Actual implementation on how to verify the delivered packages can be left to individual implementation. However, cross-platform compatibility would improve from using identical methods.

Platforms are free to restrict what platforms they deliver backups to, for example to ensure users are able to restore their identity to a place with a similar set of features available.

TODO: Give example of signing method.
TODO: Should signing method be specificied in the delivery schema?
TODO: Should backup servers advertise what signing methods they support? (if above)

Scheduling delivery

Servers should aim to backup the identities of users at minimum once per week.

Delivery package schema

The delivery JSON message needs to contain the following schema:

{
  "$schema": "http://json-schema.org/draft-04/schema#",
  "id": "https://the-federation.info/specs/backup-restore#delivery_package",
  "type": "object",
  "properties": {
    "handle": {
      "type": "string"
    },
    "backup": {
      "type": "string"
    }
  },
  "required": [
    "handle",
    "backup"
  ]
}

backup is signed using the user private key. This is done to validate the content of what is inside. Additionally, before signing, it is encrypted using a user chosen passphrase.

Status codes

Delivery of backup archive

A successful delivery of a backup should expect to receive 200, 201 or 202 status code. These should all be counted as successful delivery of backup.

Refusal to accept this backup should be indicated with a 403 status code.

Any other error code should be understood as temporary problems with receiving the backup.

Moved messages

On a successful restore of user identity, a moved message should be sent out to all known servers.

The moved message is signed with the users old private key and should contain the users new public key.

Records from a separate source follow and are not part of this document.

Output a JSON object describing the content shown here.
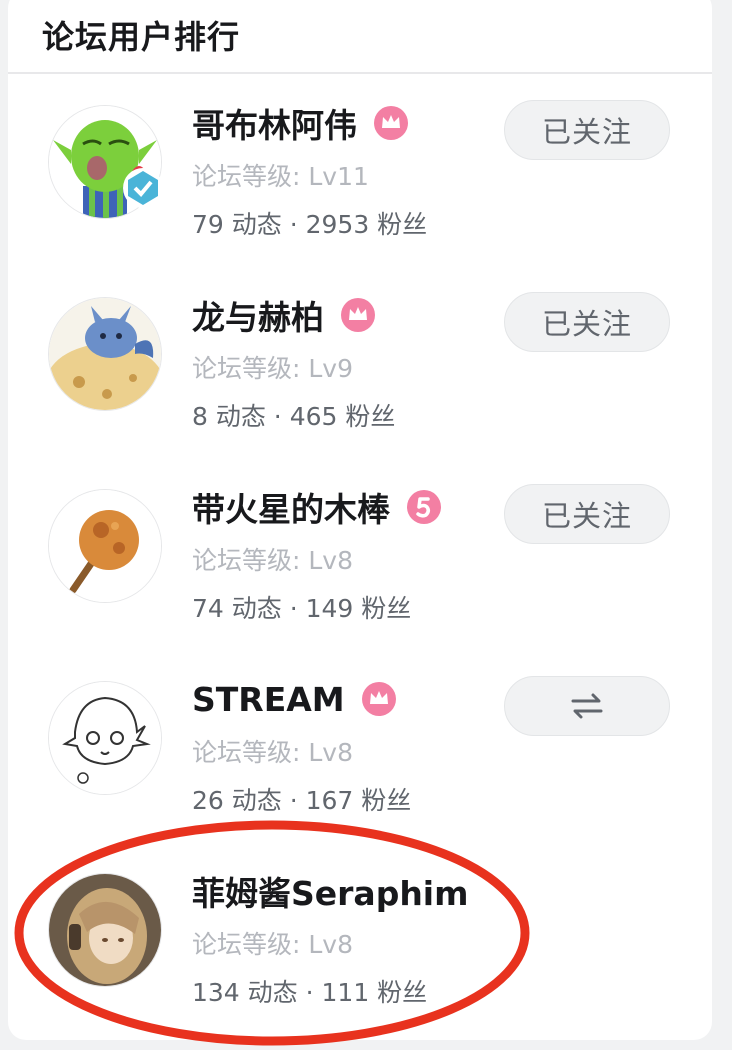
{
  "header": {
    "title": "论坛用户排行"
  },
  "users": [
    {
      "name": "哥布林阿伟",
      "level": "论坛等级: Lv11",
      "stats": "79 动态 · 2953 粉丝",
      "follow_label": "已关注",
      "badge_icon": "crown-badge-icon",
      "verified": true
    },
    {
      "name": "龙与赫柏",
      "level": "论坛等级: Lv9",
      "stats": "8 动态 · 465 粉丝",
      "follow_label": "已关注",
      "badge_icon": "crown-badge-icon",
      "verified": false
    },
    {
      "name": "带火星的木棒",
      "level": "论坛等级: Lv8",
      "stats": "74 动态 · 149 粉丝",
      "follow_label": "已关注",
      "badge_icon": "level-5-badge-icon",
      "verified": false
    },
    {
      "name": "STREAM",
      "level": "论坛等级: Lv8",
      "stats": "26 动态 · 167 粉丝",
      "follow_label": "",
      "follow_icon": "mutual-follow-icon",
      "badge_icon": "crown-badge-icon",
      "verified": false
    },
    {
      "name": "菲姆酱Seraphim",
      "level": "论坛等级: Lv8",
      "stats": "134 动态 · 111 粉丝",
      "badge_icon": "",
      "verified": false
    }
  ],
  "colors": {
    "badge_pink": "#f37fa3",
    "verify_blue": "#4ab4d8",
    "highlight_red": "#e8321e",
    "level_gray": "#b4b7bd",
    "stats_gray": "#61666d"
  }
}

In the case of the moved message failing to be understood by the recipient, due to lack of support for this specification (non-2xx status code response), a retry should be scheduled. Since the users old private key is not kept, the scheduled moved message should contain the fully prepared moved message to send. A server should retry moved messages for a minimum of 6 months. The time between sending out retries can be lenghtened over time.

Moved message schema

The moved message JSON needs to contain the following schema:

{
  "$schema": "http://json-schema.org/draft-04/schema#",
  "id": "https://the-federation.info/specs/backup-restore#moved_message",
  "type": "object",
  "properties": {
    "old_handle": {
      "type": "string"
    },
    "new_handle": {
      "type": "string"
    },
    "new_public_key": {
      "type": "string"
    }
  },
  "required": [
    "old_handle",
    "new_handle",
    "new_public_key"
  ]
}

Receiving a moved message

A server receiving a moved message for an identity that exists locally either as a local user or a remote profile, should do the necessary internal changes to map the user to the new location, discarding then the old public key and old handle.

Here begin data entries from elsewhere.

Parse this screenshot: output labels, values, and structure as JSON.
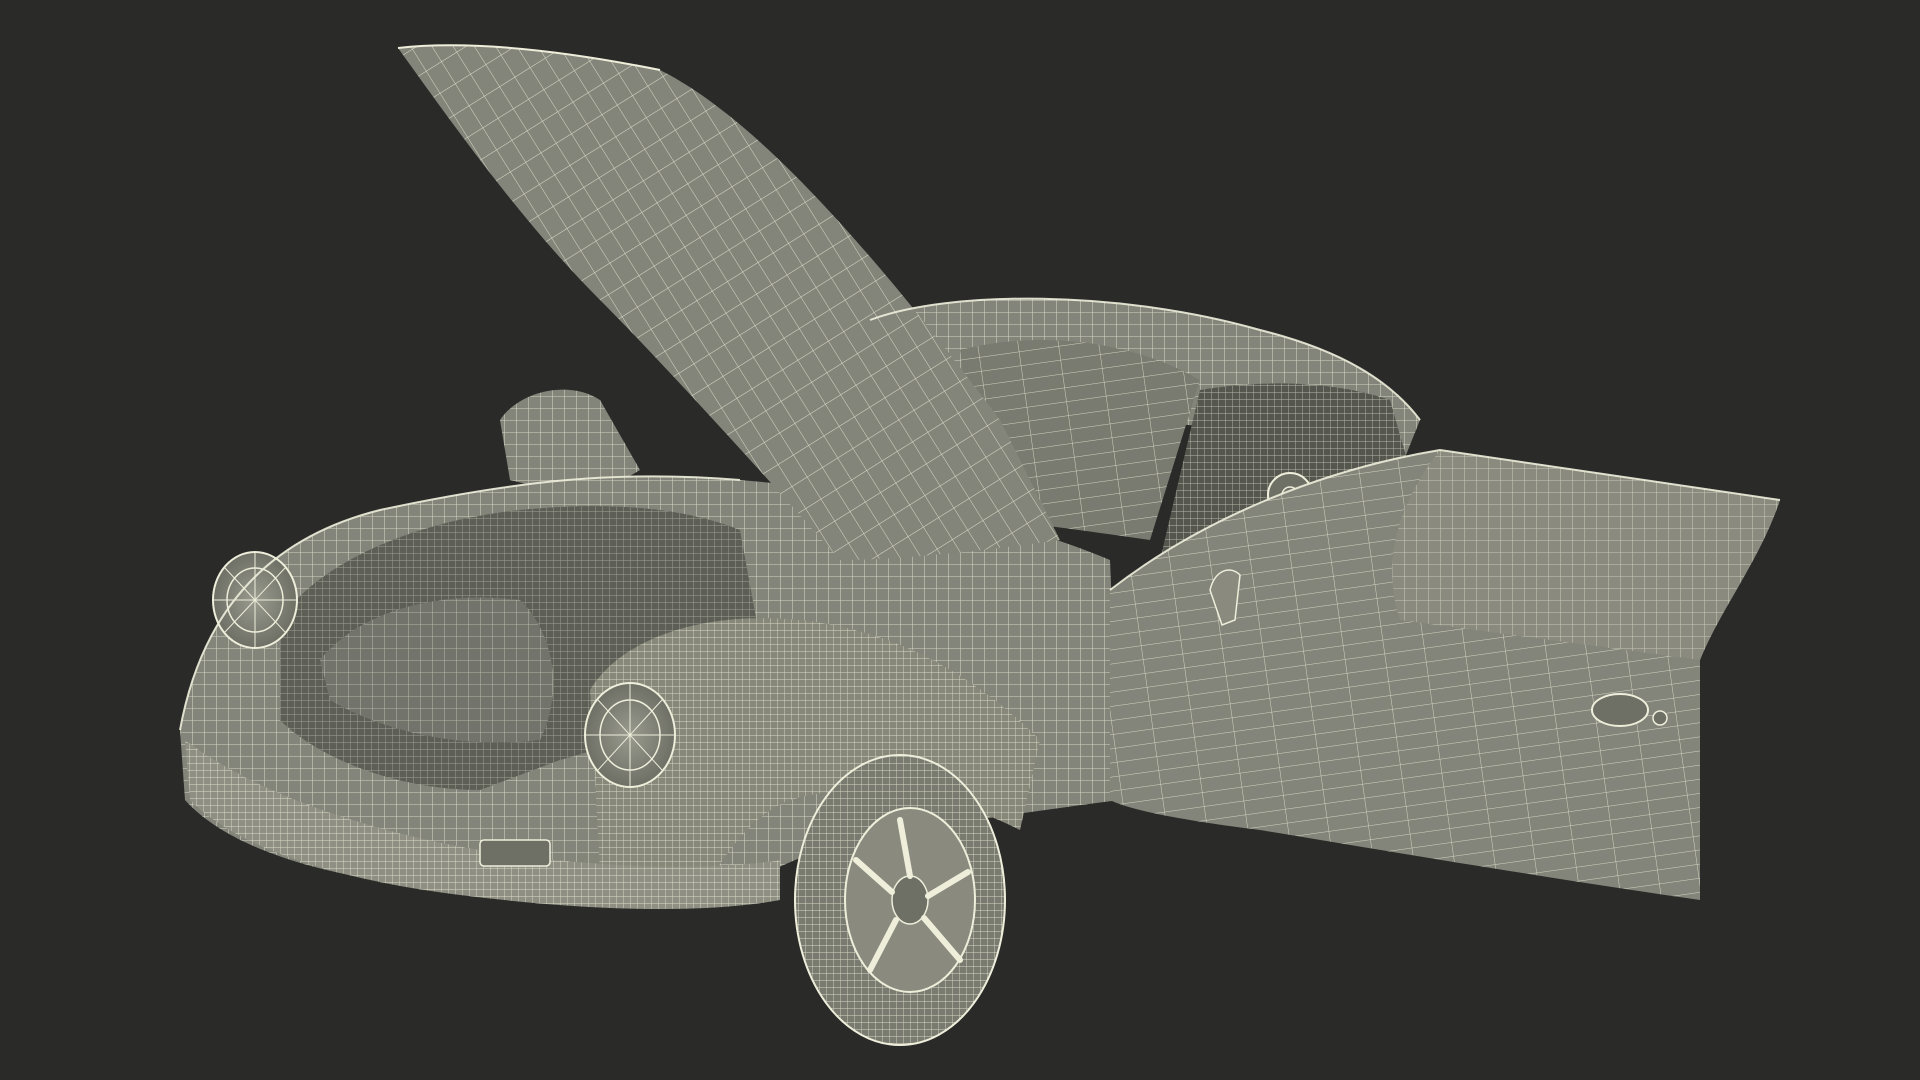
{
  "scene": {
    "subject": "wireframe-car-model",
    "colors": {
      "background": "#2a2a29",
      "surface": "#84857a",
      "surface_dark": "#6e6f65",
      "surface_light": "#9a9b8f",
      "interior": "#55574f",
      "wire": "#eeeedb",
      "wire_faint": "#d8d9c4"
    }
  }
}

The server receiving a moved message should ensure all local and remote content stored now points to the new handle.

Security considerations

A user backup must be encrypted strongly so it can be safely sent for storage to other servers.

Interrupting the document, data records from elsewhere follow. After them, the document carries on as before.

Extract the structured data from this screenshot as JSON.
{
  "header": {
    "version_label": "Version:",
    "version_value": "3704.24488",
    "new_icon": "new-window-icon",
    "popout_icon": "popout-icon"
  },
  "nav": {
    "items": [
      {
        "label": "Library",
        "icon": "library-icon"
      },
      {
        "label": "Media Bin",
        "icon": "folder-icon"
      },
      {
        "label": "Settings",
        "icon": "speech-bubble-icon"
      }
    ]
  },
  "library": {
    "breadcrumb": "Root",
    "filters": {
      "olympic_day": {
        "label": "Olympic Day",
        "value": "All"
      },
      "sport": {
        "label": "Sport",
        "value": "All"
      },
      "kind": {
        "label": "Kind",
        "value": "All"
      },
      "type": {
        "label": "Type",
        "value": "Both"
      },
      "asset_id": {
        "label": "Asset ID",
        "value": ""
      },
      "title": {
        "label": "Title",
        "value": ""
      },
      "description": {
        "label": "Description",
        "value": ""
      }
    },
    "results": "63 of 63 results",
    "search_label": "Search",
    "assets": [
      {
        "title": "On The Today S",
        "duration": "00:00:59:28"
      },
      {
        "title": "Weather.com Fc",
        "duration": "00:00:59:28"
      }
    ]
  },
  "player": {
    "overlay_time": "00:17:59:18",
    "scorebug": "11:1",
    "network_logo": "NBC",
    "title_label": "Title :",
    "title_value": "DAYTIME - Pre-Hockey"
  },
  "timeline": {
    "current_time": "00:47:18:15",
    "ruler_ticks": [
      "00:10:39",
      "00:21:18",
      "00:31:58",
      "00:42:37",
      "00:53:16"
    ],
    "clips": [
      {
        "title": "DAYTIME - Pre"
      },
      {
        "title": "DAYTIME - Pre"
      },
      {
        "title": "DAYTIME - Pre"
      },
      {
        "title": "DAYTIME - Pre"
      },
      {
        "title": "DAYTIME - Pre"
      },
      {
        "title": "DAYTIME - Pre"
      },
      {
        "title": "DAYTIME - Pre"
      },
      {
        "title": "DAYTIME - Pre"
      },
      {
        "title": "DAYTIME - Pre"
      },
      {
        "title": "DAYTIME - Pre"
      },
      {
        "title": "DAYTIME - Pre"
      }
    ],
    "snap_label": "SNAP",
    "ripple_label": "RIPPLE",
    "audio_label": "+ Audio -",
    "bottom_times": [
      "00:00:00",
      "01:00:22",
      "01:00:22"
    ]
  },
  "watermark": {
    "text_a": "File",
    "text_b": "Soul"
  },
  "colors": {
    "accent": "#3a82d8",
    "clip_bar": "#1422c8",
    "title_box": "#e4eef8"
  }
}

A user backups must not be allowed to be restored without email confirmation. The dual protection of passphrase AND email confirmation is to avoid identity theft in the case that the user passphrase leaks out (from sending server database leak for example).

All signed backup deliveries must be verified against a recent public key of the sending profile.

Servers should not allow restoring any uploaded backup archives unless the user to be restored can be found either existing as a remote profile or by fetching the to be restored remote profile. This is to protect against uploading of faked identity data for identities that have disappeared off the network.

User discovery and public key

This specification assumes any to be backed up users have their public key available via common known discovery routes.

TODO: Should the spec take opinion on where users can be discovered from?

License

Creative Commons License
This work is licensed under a Creative Commons Attribution 4.0 International License.